Así, pues, el máximo respeto se tributa a la dignidad humana, a la integridad del hombre y su libertad.
Pero esta libertad profunda no autoriza a tirotear los fundamentos de la convivencia pública.
No puede permitirse que todo un pueblo sirva de campo de experimentación a la osadía o a la extravagancia de cualquier sujeto.
Para todos, la libertad verdadera, que sólo se logra por quien forma parte de una nación fuerte y libre.
Para nadie, la libertad de perturbar, de envenenar, de azuzar las pasiones, de socavar los cimientos de toda duradera organización política.
Estos fundamentos son: LA AUTORIDAD, LA JERARQUIA Y EL ORDEN.
Si la integridad física del individuo es siempre sagrada, no es suficiente para darle una participación en la vida pública nacional.
La condición política del individuo sólo se justifica en cuanto cumple una función dentro de la vida nacional.
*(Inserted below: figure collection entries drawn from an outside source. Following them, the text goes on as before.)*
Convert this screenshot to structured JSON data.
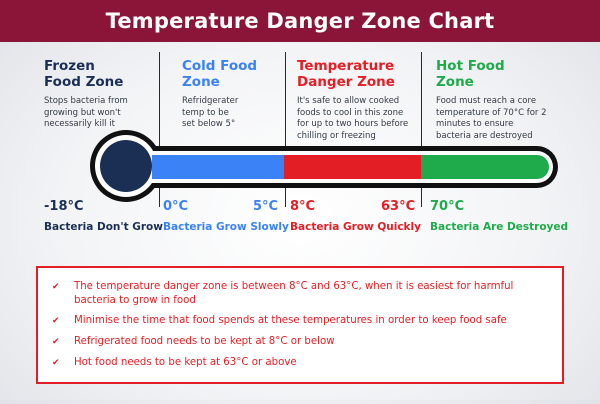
{
  "header": {
    "title": "Temperature Danger Zone Chart"
  },
  "colors": {
    "header_bg": "#8a1538",
    "frozen": "#1b2f55",
    "cold": "#3b82f6",
    "danger": "#e31e24",
    "hot": "#1faa4b",
    "outline": "#111111"
  },
  "zones": [
    {
      "title_line1": "Frozen",
      "title_line2": "Food Zone",
      "desc": [
        "Stops bacteria from",
        "growing but won't",
        "necessarily kill it"
      ],
      "temp_low": "-18°C",
      "temp_high": "",
      "label": "Bacteria Don't Grow"
    },
    {
      "title_line1": "Cold Food",
      "title_line2": "Zone",
      "desc": [
        "Refridgerater",
        "temp to be",
        "set below 5°"
      ],
      "temp_low": "0°C",
      "temp_high": "5°C",
      "label": "Bacteria Grow Slowly"
    },
    {
      "title_line1": "Temperature",
      "title_line2": "Danger Zone",
      "desc": [
        "It's safe to allow cooked",
        "foods to cool in this zone",
        "for up to two hours before",
        "chilling or freezing"
      ],
      "temp_low": "8°C",
      "temp_high": "63°C",
      "label": "Bacteria Grow Quickly"
    },
    {
      "title_line1": "Hot Food",
      "title_line2": "Zone",
      "desc": [
        "Food must reach a core",
        "temperature of 70°C for 2",
        "minutes to ensure",
        "bacteria are destroyed"
      ],
      "temp_low": "70°C",
      "temp_high": "",
      "label": "Bacteria Are Destroyed"
    }
  ],
  "info": [
    "The temperature danger zone is between 8°C and 63°C, when it is easiest for harmful bacteria to grow in food",
    "Minimise the time that food spends at these temperatures in order to keep food safe",
    "Refrigerated food needs to be kept at 8°C or below",
    "Hot food needs to be kept at 63°C or above"
  ],
  "icons": {
    "bullet": "check-icon"
  }
}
Pero los parásitos, los zánganos, los que aspiran a vivir como convidados a costa del esfuerzo de los demás, no merecerán la menor consideración del Estado nuevo.

VIII.- LO ESPIRITUAL
Falange Española no puede considerar la vida como un mero juego de factores económicos. No acepta la interpretación materialista de la Historia.
Lo espiritual ha sido y es resorte decisivo en la vida de los hombres y de los pueblos.
Aspecto preeminente de lo espiritual es lo religioso.
Ningún hombre puede dejar de formularse las eternas preguntas sobre la vida y la muerte, sobre la creación y el más allá.
A esas preguntas no se puede contestar con evasivas; hay que contestar con la afirmación o con la negación.
España contestó siempre con la afirmación católica.
La interpretación católica de la vida es, en primer lugar, la verdadera; pero es además, históricamente, la española.
Por su sentido de CATOLICIDAD, de UNIVERSALIDAD, ganó España al mar y a la barbarie continentes desconocidos.
Los ganó para incorporar a quienes los habitaban a una empresa universal de salvación.
Así, pues, toda reconstrucción de España ha de tener un sentido católico.
Esto no quiere decir que el Estado vaya a asumir directamente funciones religiosas que correspondan a la Iglesia. Ni menos que vaya a tolerar intromisiones o maquinaciones de la Iglesia, con daño posible para la dignidad del Estado o para la integridad Nacional.
Quiere decir que el Estado nuevo se inspirará en el espíritu religioso católico tradicional en España y concordará con la Iglesia las consideraciones y el amparo que le son debidos.

IX.- LA CONDUCTA
Esto es lo que quiere Falange Española.
Para conseguirlo, llama a una cruzada a cuantos españoles quieran el resurgimiento de una España grande, libre, justa y genuina.
Los que lleguen a esta cruzada habrán de aprestar el espíritu para el servicio y para el sacrificio, habrán de considerar la vida como milicia: disciplina y peligro, abnegación y renuncia a toda vanidad, a la envidia, a la pereza y a la maledicencia.
Y al mismo tiempo servirán ese espíritu de una manera alegre y deportiva.
La violencia puede ser lícita cuando se emplee por un ideal que la justifique.
La razón, la justicia y la Patria serán defendidas cuando por la violencia — o por la insidia — se las ataque.
Pero Falange Española nunca empleará la violencia como instrumento de opresión.
Mienten quienes anuncian — por ejemplo — a los obreros una tiranía fascista.
Todo lo que es HAZ o FALANGE es unión, cooperación animosa y fraterna, amor.
Falange Española, encendida por un amor, segura en una fe, sabrá conquistar a España para España, con aire de milicia.